Et puis, un jour, alors qu’il fait sa tournée pour démarcher des restaurateurs, il tombe en extase devant une jeune fille, Marie-Morgane, l’une des sœurs Gwenan, et c’est réciproque. Lui, le vieux loup de mer, est accroché à l’hameçon de l’amour, c’est le mariage, les affaires sont florissantes, Marie-Morgane mène la barque en s’occupant de la comptabilité, des factures, de tout ce travail de bureau peu exaltant aux yeux de Paulo, devenu le grand Paulo. Et ils ont une fille, Pauline, qui appâte les clients, mais dans un autre domaine, celui de la banque et des marchés boursiers.

Hervé Jaouen nous entraîne dans le septième volume de la saga des Scouarnec-Gwenan qui pourrait être une sorte de Rougon-Macquart de Zola ou des Jalna de Mazo de la Roche, saga ancrée dans une Bretagne qui évolue au fil des décennies.

La trame de ces romans est principalement située dans le pays bigouden, au sud du Finistère, et l’auteur nous fait voyager dans le temps, à la recherche d’un passé révolu. Le lecteur sent le goût salé du large sur sa langue rien qu’en lisant les descriptions de la vie quotidienne du début du vingtième siècle jusqu’à son crépuscule.

Dans une langue fleurie, usant de métaphores amusantes dans certaines situations, Hervé Jaouen ne joue pas dans le sensationnel, il met en scènes des personnages et des situations qui sont banals et pourtant pas insignifiants. Ainsi Zélie, pocharde, qui a eu un enfant qui ne connait pas son père, et pourtant ils vivent en osmose, sans regret du passé, et ne regardant pas l’avenir comme un but à atteindre. Les journées passent, au rythme des nuages dans le ciel, et la tempête ne sévit pas toujours sur la mer. Les chaussures à bascule des marins vont aussi très bien aux terriens, houle provoquée après quelques lampées de gwin ru et de lambic, ou encore de panaché, mélange moitié Saint-Raphaël (on honore les saints que l’on veut) moitié cognac (pas de chauvinisme avec les boissons alcoolisées, il faut que tout le monde vive de son travail).

Ce qui prédomine, c’est l’amour filial que porte Paolig envers sa mère, ne lui reprochant pas sa propension à la boisson, ou le lui déclarant avec gentillesse, la couchant lorsque la marée est trop forte. Malgré toutes les vicissitudes endurées, il restera près de sa mère qui jamais n’a porté la main sur lui.

Devenu adulte, patron mareyeur, malgré le peu d’instruction qu’il possède, il ne s’en laisse pas conter, et surtout compter, par des jeunots.

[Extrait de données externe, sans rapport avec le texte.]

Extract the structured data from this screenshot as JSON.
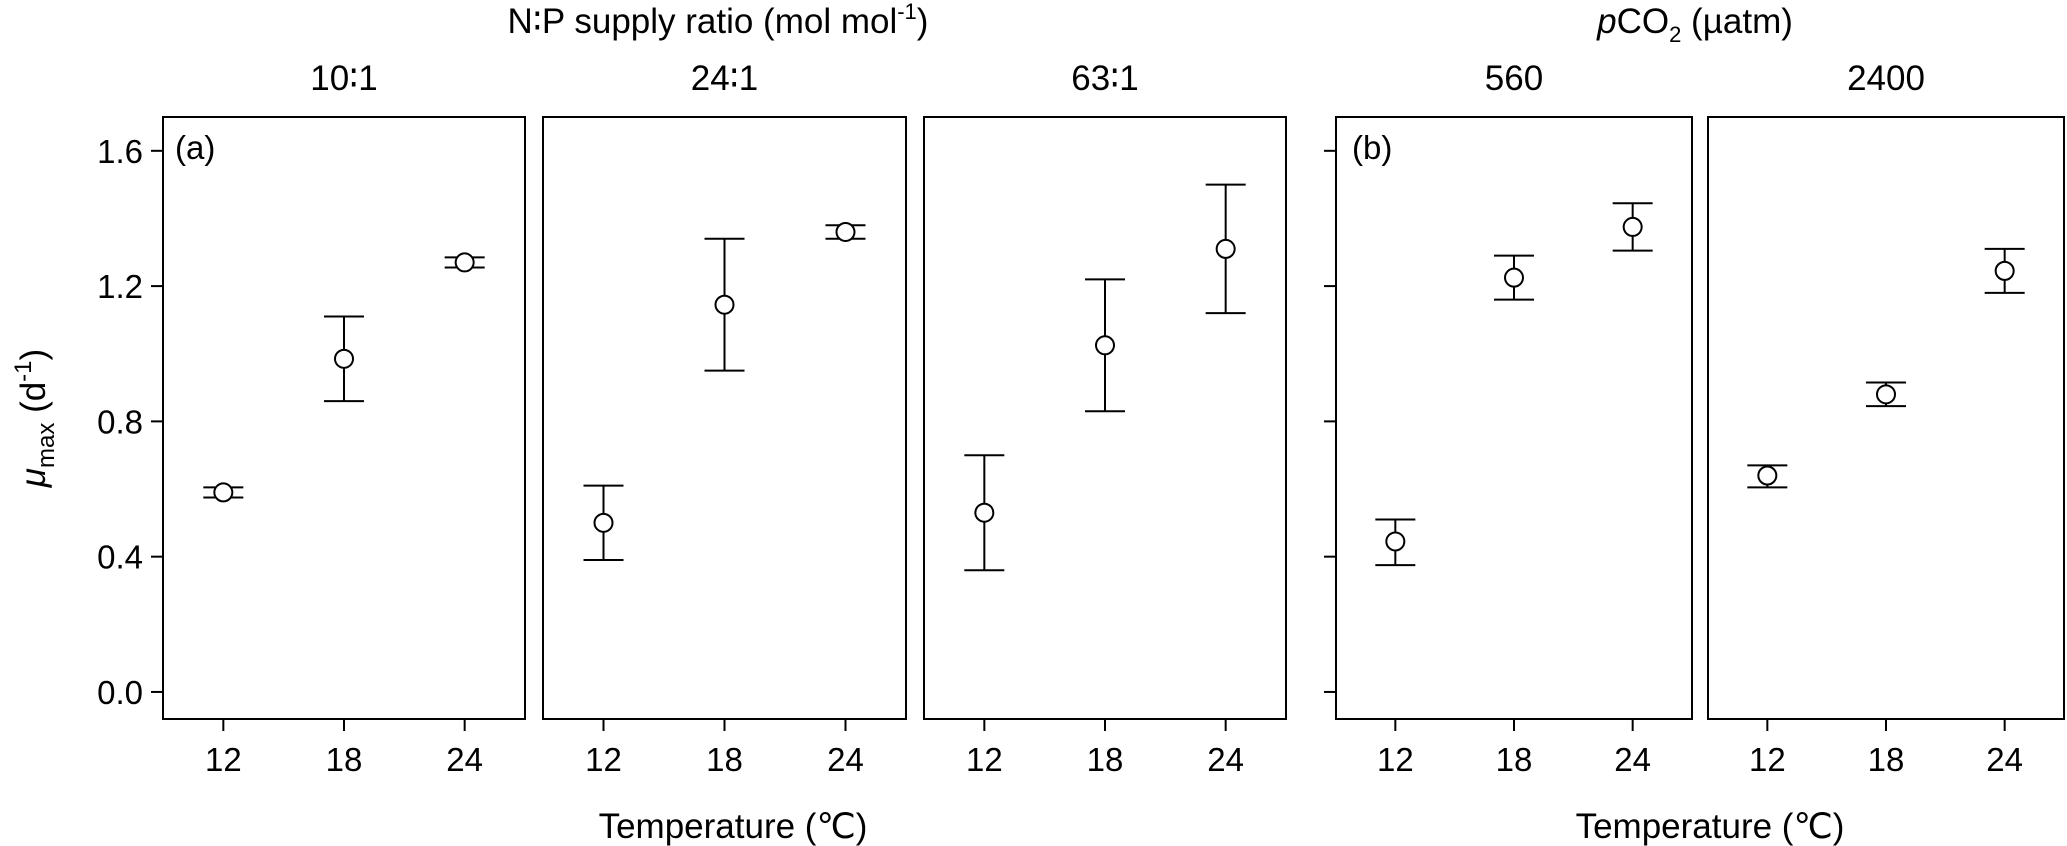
{
  "chart_data": {
    "type": "scatter",
    "groups": [
      {
        "label": "(a)",
        "header_text": "N∶P supply ratio (mol mol",
        "header_sup": "-1",
        "header_end": ")",
        "xlabel": "Temperature (℃)",
        "panels": [
          {
            "title": "10∶1",
            "x": [
              12,
              18,
              24
            ],
            "y": [
              0.59,
              0.985,
              1.27
            ],
            "err_low": [
              0.575,
              0.86,
              1.255
            ],
            "err_high": [
              0.605,
              1.11,
              1.285
            ]
          },
          {
            "title": "24∶1",
            "x": [
              12,
              18,
              24
            ],
            "y": [
              0.5,
              1.145,
              1.36
            ],
            "err_low": [
              0.39,
              0.95,
              1.34
            ],
            "err_high": [
              0.61,
              1.34,
              1.38
            ]
          },
          {
            "title": "63∶1",
            "x": [
              12,
              18,
              24
            ],
            "y": [
              0.53,
              1.025,
              1.31
            ],
            "err_low": [
              0.36,
              0.83,
              1.12
            ],
            "err_high": [
              0.7,
              1.22,
              1.5
            ]
          }
        ]
      },
      {
        "label": "(b)",
        "header_italic": "p",
        "header_text": "CO",
        "header_sub": "2",
        "header_end": " (µatm)",
        "xlabel": "Temperature (℃)",
        "panels": [
          {
            "title": "560",
            "x": [
              12,
              18,
              24
            ],
            "y": [
              0.445,
              1.225,
              1.375
            ],
            "err_low": [
              0.375,
              1.16,
              1.305
            ],
            "err_high": [
              0.51,
              1.29,
              1.445
            ]
          },
          {
            "title": "2400",
            "x": [
              12,
              18,
              24
            ],
            "y": [
              0.64,
              0.88,
              1.245
            ],
            "err_low": [
              0.605,
              0.845,
              1.18
            ],
            "err_high": [
              0.67,
              0.915,
              1.31
            ]
          }
        ]
      }
    ],
    "ylabel_main": "μ",
    "ylabel_sub": "max",
    "ylabel_unit": " (d",
    "ylabel_sup": "-1",
    "ylabel_end": ")",
    "ylim": [
      -0.08,
      1.7
    ],
    "yticks": [
      "0.0",
      "0.4",
      "0.8",
      "1.2",
      "1.6"
    ],
    "xticks": [
      "12",
      "18",
      "24"
    ],
    "grid": false,
    "marker": "open-circle"
  }
}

Ainsi lorsqu’un jeune directeur d’Hypermarché lui propose un marché sur des tourteaux à la veille de Noël. Seulement les conditions dans lesquelles ce marché est passé ne plaisent guère au Grand Paulo, qui édicte ses conditions, démontrant que les diplômes obtenus dans une école de commerce ne valent rien devant l’expérience acquise sur le terrain.

Dans une autre vie, Hervé Jaouen a aussi travaillé dans le système bancaire, et il nous fait partager son expérience personnelle via Pauline, chargée des portefeuilles boursiers, des clients divisés en trois catégories, les « prudents », les « dynamiques » et les « agressifs ».

Un roman entre terre et mer, qui nous permet de constater l’évolution de la vie quotidienne des petites gens, et comme l’a écrit Michel Embareck :

Ce n’était pas mieux avant et les lendemains sont toujours pires que la veille.

Citations :

Une femme, c’est comme un bouquet de roses, faut oublier les épines et respirer son parfum.

Nous étions instituteurs. En d’autres termes, des soutiers de l’Education nationale.

De la lanterne du phare, seul le cynisme offre une vue panoramique sur la comédie humaine.